[SERVER-62178] Resharding can fail with NamespaceNotSharded if recipient primary fails over before creating temporary resharding collection Created: 17/Dec/21  Updated: 29/Oct/23  Resolved: 13/Jan/22

Status: Closed
Project: Core Server
Component/s: Sharding
Affects Version/s: 5.0.0, 5.1.0, 5.2.0-rc1
Fix Version/s: 5.3.0, 5.0.6, 5.2.1

Type: Bug Priority: Major - P3
Reporter: Max Hirschhorn Assignee: Matt Boros
Resolution: Fixed Votes: 0
Labels: sharding-nyc-subteam1
Remaining Estimate: Not Specified
Time Spent: Not Specified
Original Estimate: Not Specified

Issue Links:
Backports
Depends
Related
is related to SERVER-59023 Resharding can fail with NamespaceNot... Closed
Backwards Compatibility: Fully Compatible
Operating System: ALL
Backport Requested:
v5.2, v5.1, v5.0
Sprint: Sharding 2022-01-10, Sharding 2022-01-24
Participants:
Linked BF Score: 30
Story Points: 3

 Description   

ShardServerOpObserver::onCreateCollection() sets the filter metadata for the collection as unsharded if the collection isn't already known to be sharded. This behavior isn't something which can be changed without significant work from Sharding EMEA, although it would probably be better to leave the filtering metadata as unknown.

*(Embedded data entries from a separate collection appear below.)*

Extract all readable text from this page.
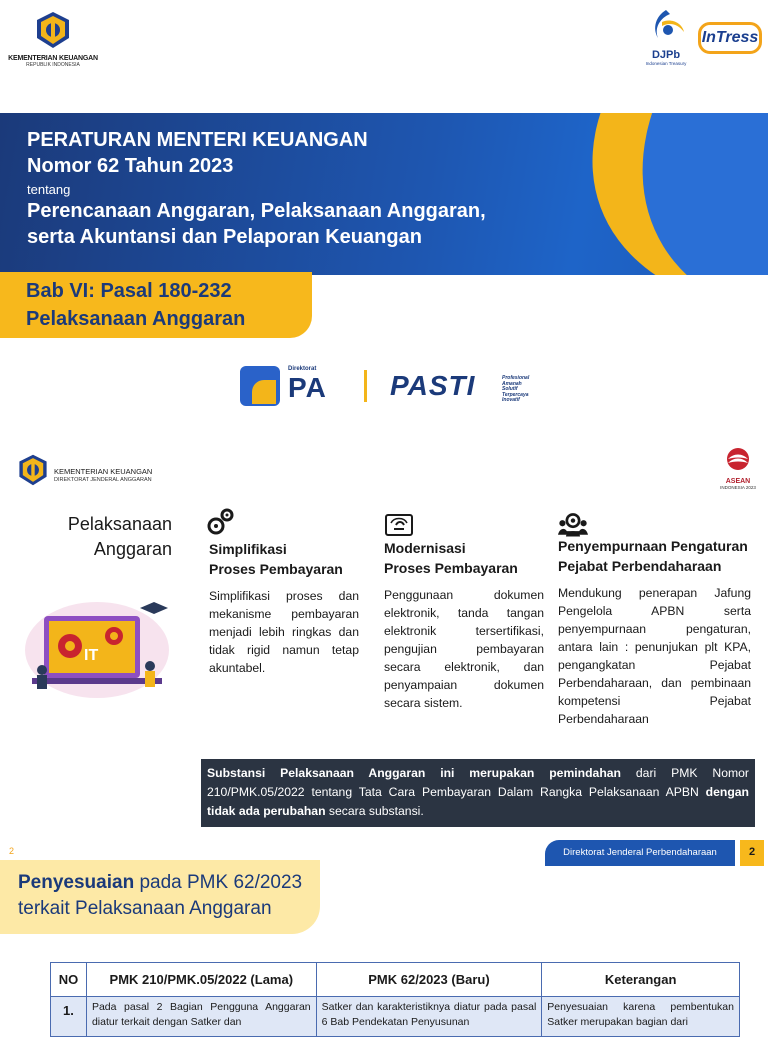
KEMENTERIAN KEUANGAN
REPUBLIK INDONESIA
DJPb
Indonesian Treasury
InTress
PERATURAN MENTERI KEUANGAN
Nomor 62 Tahun 2023
tentang
Perencanaan Anggaran, Pelaksanaan Anggaran,
serta Akuntansi dan Pelaporan Keuangan
Bab VI: Pasal 180-232
Pelaksanaan Anggaran
Direktorat
PA PASTI	Profesional
Amanah
Solutif
Terpercaya
Inovatif
KEMENTERIAN KEUANGAN
DIREKTORAT JENDERAL ANGGARAN	ASEAN
INDONESIA 2023
Pelaksanaan
Anggaran
IT
Simplifikasi
Proses Pembayaran
Simplifikasi proses dan mekanisme pembayaran menjadi lebih ringkas dan tidak rigid namun tetap akuntabel.
Modernisasi
Proses Pembayaran
Penggunaan dokumen elektronik, tanda tangan elektronik tersertifikasi, pengujian pembayaran secara elektronik, dan penyampaian dokumen secara sistem.
Penyempurnaan Pengaturan
Pejabat Perbendaharaan
Mendukung penerapan Jafung Pengelola APBN serta penyempurnaan pengaturan, antara lain : penunjukan plt KPA, pengangkatan Pejabat Perbendaharaan, dan pembinaan kompetensi Pejabat Perbendaharaan
Substansi Pelaksanaan Anggaran ini merupakan pemindahan dari PMK Nomor 210/PMK.05/2022 tentang Tata Cara Pembayaran Dalam Rangka Pelaksanaan APBN dengan tidak ada perubahan secara substansi.
2	Direktorat Jenderal Perbendaharaan	2
Penyesuaian pada PMK 62/2023
terkait Pelaksanaan Anggaran
NO	PMK 210/PMK.05/2022 (Lama)	PMK 62/2023 (Baru)	Keterangan
1.	Pada pasal 2 Bagian Pengguna Anggaran diatur terkait dengan Satker dan	Satker dan karakteristiknya diatur pada pasal 6 Bab Pendekatan Penyusunan	Penyesuaian karena pembentukan Satker merupakan bagian dari
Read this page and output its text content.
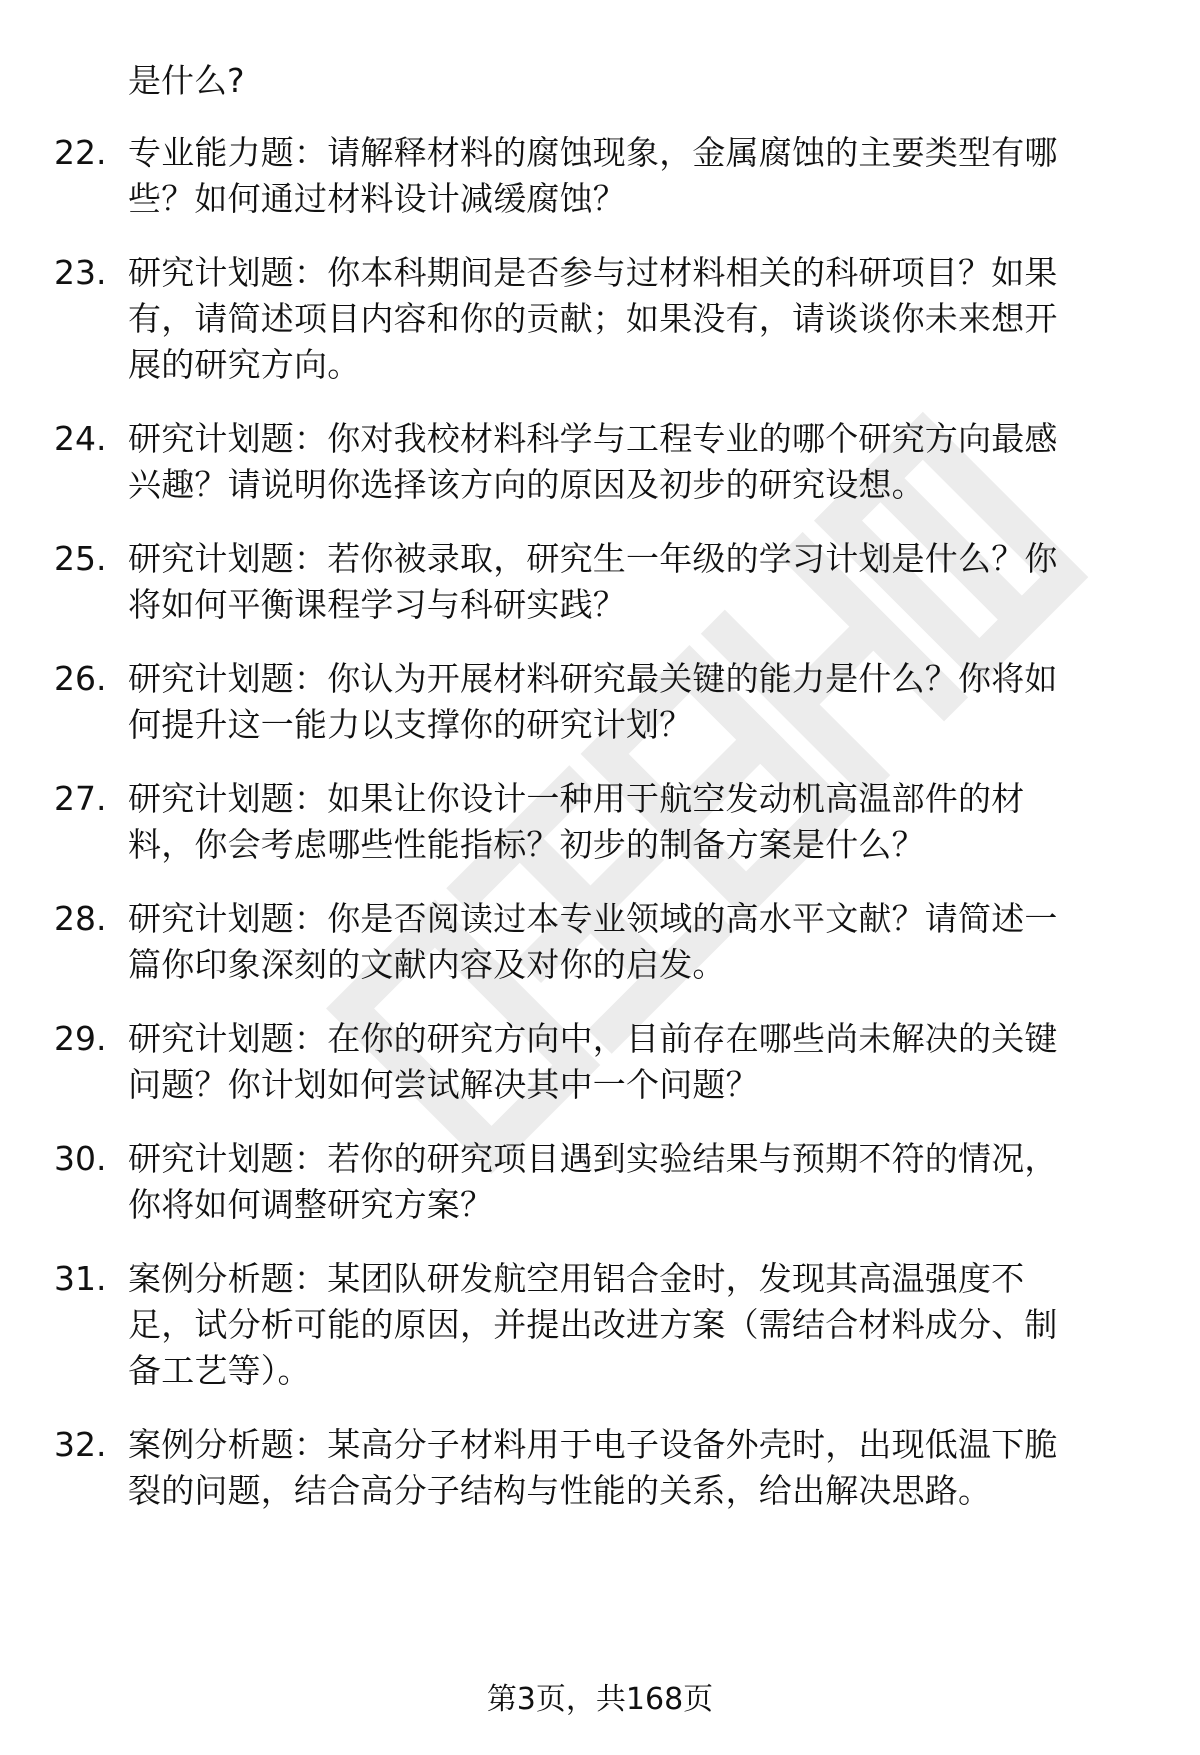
是什么?
22. 专业能力题：请解释材料的腐蚀现象，金属腐蚀的主要类型有哪
些？如何通过材料设计减缓腐蚀？
23. 研究计划题：你本科期间是否参与过材料相关的科研项目？如果
有，请简述项目内容和你的贡献；如果没有，请谈谈你未来想开
展的研究方向。
24. 研究计划题：你对我校材料科学与工程专业的哪个研究方向最感
兴趣？请说明你选择该方向的原因及初步的研究设想。
25. 研究计划题：若你被录取，研究生一年级的学习计划是什么？你
将如何平衡课程学习与科研实践？
26. 研究计划题：你认为开展材料研究最关键的能力是什么？你将如
何提升这一能力以支撑你的研究计划？
27. 研究计划题：如果让你设计一种用于航空发动机高温部件的材
料，你会考虑哪些性能指标？初步的制备方案是什么？
28. 研究计划题：你是否阅读过本专业领域的高水平文献？请简述一
篇你印象深刻的文献内容及对你的启发。
29. 研究计划题：在你的研究方向中，目前存在哪些尚未解决的关键
问题？你计划如何尝试解决其中一个问题？
30. 研究计划题：若你的研究项目遇到实验结果与预期不符的情况，
你将如何调整研究方案？
31. 案例分析题：某团队研发航空用铝合金时，发现其高温强度不
足，试分析可能的原因，并提出改进方案（需结合材料成分、制
备工艺等）。
32. 案例分析题：某高分子材料用于电子设备外壳时，出现低温下脆
裂的问题，结合高分子结构与性能的关系，给出解决思路。
第3页，共168页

The following scenario can therefore lead the recipient shard primary to wrongly believe the temporary resharding collection is unsharded and for it to throw a NamespaceNotSharded exception from assertCanExtractShardKeyFromDocs().

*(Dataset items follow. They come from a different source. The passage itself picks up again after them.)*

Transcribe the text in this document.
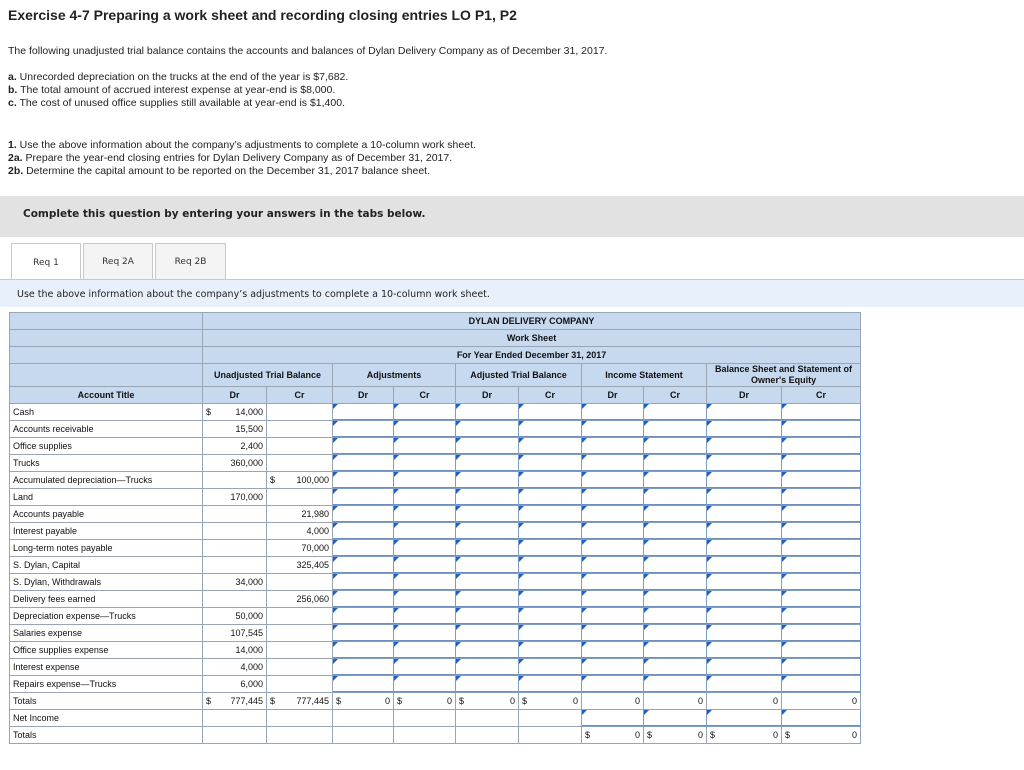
Exercise 4-7 Preparing a work sheet and recording closing entries LO P1, P2
The following unadjusted trial balance contains the accounts and balances of Dylan Delivery Company as of December 31, 2017.
a. Unrecorded depreciation on the trucks at the end of the year is $7,682.
b. The total amount of accrued interest expense at year-end is $8,000.
c. The cost of unused office supplies still available at year-end is $1,400.
1. Use the above information about the company’s adjustments to complete a 10-column work sheet.
2a. Prepare the year-end closing entries for Dylan Delivery Company as of December 31, 2017.
2b. Determine the capital amount to be reported on the December 31, 2017 balance sheet.
Complete this question by entering your answers in the tabs below.
Req 1	Req 2A	Req 2B
Use the above information about the company’s adjustments to complete a 10-column work sheet.
	DYLAN DELIVERY COMPANY									
	Work Sheet									
	For Year Ended December 31, 2017									
	Unadjusted Trial Balance		Adjustments		Adjusted Trial Balance		Income Statement		Balance Sheet and Statement of Owner's Equity	
Account Title	Dr	Cr	Dr	Cr	Dr	Cr	Dr	Cr	Dr	Cr
Cash	$ 14,000									
Accounts receivable	15,500									
Office supplies	2,400									
Trucks	360,000									
Accumulated depreciation—Trucks		$ 100,000								
Land	170,000									
Accounts payable		21,980								
Interest payable		4,000								
Long-term notes payable		70,000								
S. Dylan, Capital		325,405								
S. Dylan, Withdrawals	34,000									
Delivery fees earned		256,060								
Depreciation expense—Trucks	50,000									
Salaries expense	107,545									
Office supplies expense	14,000									
Interest expense	4,000									
Repairs expense—Trucks	6,000									
Totals	$ 777,445	$ 777,445	$ 0	$ 0	$ 0	$ 0	0	0	0	0
Net Income										
Totals							$ 0	$ 0	$ 0	$ 0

  1. Recipient shard primary in term=1 is told by coordinator to refresh on the temporary resharding collection. At this point the recipient shard primary knows the temporary resharding collection is sharded.
  2. Recipient shard primary in term=1 constructs a RecipientStateMachine and waits for all donor shards to be prepared to donate.
  3. Recipient shard primary in term=1 is told by coordinator all donor shards are prepared to donate.
  4. Recipient shard primary in term=1 is transitions from RecipientStateEnum::kAwaitingFetchTimestamp to RecipientStateEnum::kCreatingCollection.
  5. An election occurs and there's a new recipient shard primary in term=2.
  6. Recipient shard primary in term=2 clears the filtering metadata for the temporary resharding collection on step-up.
  7. Recipient shard primary in term=2 creates the temporary resharding collection. ShardServerOpObserver::onCreateCollection() causes the recipient shard primary to set the filtering metadata for the temporary resharding collection as unsharded.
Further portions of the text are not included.